Ancora più triste è constatare che spesso tendiamo a sguazzare nel dolore: lo facciamo ogni volta che ci aspettiamo da qualcuno quello che poi non riceviamo, ogni volta che sopravvalutiamo o sottovalutiamo noi stessi, ogni volta che permettiamo a qualcuno di farci del male non solo per la prima volta, ma anche per una seconda, terza, quarta…. creiamo interi equilibri che vertono sul nostro malessere, senza ribellarci.

E se, come per incanto, riuscissimo a ottenere la forza e la lucidità per liberarci dal dolore estirpandolo alla radice, proprio come se fosse un erbaccia? In questa evenienza potremmo scoprire un modo nuovo di vivere, un modo inedito di rapportarsi al prossimo, potremmo sentirci alleggeriti sia nel corpo che nell’anima. Un salto di qualità tangibile… ma come ottenerlo? Proviamo a iniziare con un esercizio introspettivo, una semplice lettera.

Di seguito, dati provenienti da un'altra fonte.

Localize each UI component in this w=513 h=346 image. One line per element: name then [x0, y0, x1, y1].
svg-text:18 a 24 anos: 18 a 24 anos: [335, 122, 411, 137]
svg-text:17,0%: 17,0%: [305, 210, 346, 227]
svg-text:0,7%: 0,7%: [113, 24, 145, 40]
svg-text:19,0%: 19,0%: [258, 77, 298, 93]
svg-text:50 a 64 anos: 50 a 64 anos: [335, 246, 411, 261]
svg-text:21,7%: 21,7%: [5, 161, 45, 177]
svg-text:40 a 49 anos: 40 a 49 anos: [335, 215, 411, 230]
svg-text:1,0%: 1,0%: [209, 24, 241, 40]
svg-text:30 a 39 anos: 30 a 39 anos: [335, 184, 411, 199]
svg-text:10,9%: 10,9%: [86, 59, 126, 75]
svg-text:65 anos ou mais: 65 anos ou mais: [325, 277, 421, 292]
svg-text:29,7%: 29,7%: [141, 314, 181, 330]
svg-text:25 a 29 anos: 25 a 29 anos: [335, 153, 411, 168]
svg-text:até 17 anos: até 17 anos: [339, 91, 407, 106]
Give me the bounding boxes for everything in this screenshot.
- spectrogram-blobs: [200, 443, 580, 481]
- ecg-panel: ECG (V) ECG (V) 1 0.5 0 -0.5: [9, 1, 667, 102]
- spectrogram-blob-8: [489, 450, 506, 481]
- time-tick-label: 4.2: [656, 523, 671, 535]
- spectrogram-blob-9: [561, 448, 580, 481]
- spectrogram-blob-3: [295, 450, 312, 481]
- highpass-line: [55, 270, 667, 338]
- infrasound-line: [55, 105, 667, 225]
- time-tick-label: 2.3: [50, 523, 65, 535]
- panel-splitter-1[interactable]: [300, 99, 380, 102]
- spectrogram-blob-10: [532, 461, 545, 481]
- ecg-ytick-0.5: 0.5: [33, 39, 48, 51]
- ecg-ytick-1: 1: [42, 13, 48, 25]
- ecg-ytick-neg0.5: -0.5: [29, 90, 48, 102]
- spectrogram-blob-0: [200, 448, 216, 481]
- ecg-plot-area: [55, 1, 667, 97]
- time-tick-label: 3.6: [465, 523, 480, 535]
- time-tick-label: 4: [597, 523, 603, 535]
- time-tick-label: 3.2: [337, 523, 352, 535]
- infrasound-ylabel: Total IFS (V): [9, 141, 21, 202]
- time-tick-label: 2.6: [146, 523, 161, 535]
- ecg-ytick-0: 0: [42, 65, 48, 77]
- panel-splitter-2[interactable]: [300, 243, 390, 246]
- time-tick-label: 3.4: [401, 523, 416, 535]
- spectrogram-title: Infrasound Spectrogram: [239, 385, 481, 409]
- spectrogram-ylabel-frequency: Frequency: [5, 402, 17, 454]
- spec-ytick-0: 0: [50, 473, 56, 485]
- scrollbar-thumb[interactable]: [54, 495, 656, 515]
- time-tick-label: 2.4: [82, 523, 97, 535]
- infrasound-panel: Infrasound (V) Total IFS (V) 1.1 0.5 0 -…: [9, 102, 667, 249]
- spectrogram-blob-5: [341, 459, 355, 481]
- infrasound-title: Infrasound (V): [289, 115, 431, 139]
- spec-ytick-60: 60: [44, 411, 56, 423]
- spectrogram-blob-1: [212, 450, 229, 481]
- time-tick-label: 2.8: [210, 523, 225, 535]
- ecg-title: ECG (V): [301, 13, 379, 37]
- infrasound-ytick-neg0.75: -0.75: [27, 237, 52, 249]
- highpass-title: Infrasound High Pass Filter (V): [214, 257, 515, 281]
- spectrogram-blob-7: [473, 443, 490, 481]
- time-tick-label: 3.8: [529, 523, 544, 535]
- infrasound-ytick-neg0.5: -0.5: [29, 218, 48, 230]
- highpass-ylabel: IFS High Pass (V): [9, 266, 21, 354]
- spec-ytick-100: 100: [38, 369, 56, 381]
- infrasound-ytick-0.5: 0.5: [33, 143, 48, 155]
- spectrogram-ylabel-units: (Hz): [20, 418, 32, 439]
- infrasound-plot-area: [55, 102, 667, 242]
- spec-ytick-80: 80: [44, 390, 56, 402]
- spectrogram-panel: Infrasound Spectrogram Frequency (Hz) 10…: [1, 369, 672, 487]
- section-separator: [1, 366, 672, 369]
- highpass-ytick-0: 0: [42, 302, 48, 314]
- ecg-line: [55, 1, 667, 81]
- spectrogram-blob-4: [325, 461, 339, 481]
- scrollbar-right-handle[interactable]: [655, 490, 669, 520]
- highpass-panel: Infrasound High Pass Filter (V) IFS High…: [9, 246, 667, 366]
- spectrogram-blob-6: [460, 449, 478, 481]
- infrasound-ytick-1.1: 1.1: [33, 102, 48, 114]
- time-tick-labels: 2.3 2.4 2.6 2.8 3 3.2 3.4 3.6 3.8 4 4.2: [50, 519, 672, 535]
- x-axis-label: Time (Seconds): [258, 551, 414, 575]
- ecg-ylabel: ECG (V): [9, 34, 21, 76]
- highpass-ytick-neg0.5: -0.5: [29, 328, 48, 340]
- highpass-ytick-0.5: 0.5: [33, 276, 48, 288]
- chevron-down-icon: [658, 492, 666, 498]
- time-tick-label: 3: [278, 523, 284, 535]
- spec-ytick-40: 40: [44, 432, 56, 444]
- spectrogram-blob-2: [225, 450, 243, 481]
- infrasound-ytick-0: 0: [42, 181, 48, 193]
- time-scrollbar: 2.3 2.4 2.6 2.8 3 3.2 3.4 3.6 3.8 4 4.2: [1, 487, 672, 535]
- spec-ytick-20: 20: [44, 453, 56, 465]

Prepara carta e penna. “scrivere una lettera e poi bruciarla è un atto psicomagico che esercita grande potere riparatorio sull’inconscio” – A. Jodorowsky.  Se è vero ciò che sostiene lo scrittore Alejandro Jodorowsky, non ci resta che mettere tutto “nero su bianco”.

“Non so se è meglio amare o essere amati, ma è bello sapersi sempre meritevoli d’amore.”

Proviamo a scrivere una lettera al nostro carnefice, ma il vero scrittore non sei tu che soffri, resisti e annaspi, la penna dovrai impugnarla tu per compilare il dettato che arriva direttamente dalla tua autostima ferita.

Un’autostima che attende le sue rivincite, che vuole essere nutrita e alimentata. Prova a scrivere la lettera che la tua “autostima scriverebbe a chi ti ha più ferito”. Elimina ogni filtro e lascia parlare il tuo amor proprio.

La lettera che la tua autostima scriverebbe a chi ti ha ferito

“Non cerco vendetta, sei una persona tossica. Anche se ho tutte le ragioni di sentirmi sdegnata ed emotivamente devastata, devo andare avanti e voltare pagina.

E aver aperto gli occhi mi fa stare bene e in pace con me stessa: mi amo, mi guardo allo specchio e vedo di nuovo la mia luce, quella che a causa tua avevo smarrito e che mai più intendo perdere. Come ci sono riuscita? Beh, non è stato facile, mi hai fatto molto male.

Per lungo tempo il dolore ha respirato con me, si è seduto a tavola con me, mi ha seguito in ogni ora del giorno. Lo stesso dolore che si è nascosto dietro a ogni mio pensiero, ogni mia emozione, ogni mia azione.

Ti ho amato con la sensazione di non meritarlo, questo amore. Mi hai fatto sentire vuota, sbagliata, stupida, indegna… eppure non cercavo nulla di straordinario; volevo semplicemente essere amata e rispettata.

 Non dimenticherò mai questo dolore insopportabile, né tutto quello che mi hai dato: un grande amore maltrattato, offeso e imbrogliato. Non credi?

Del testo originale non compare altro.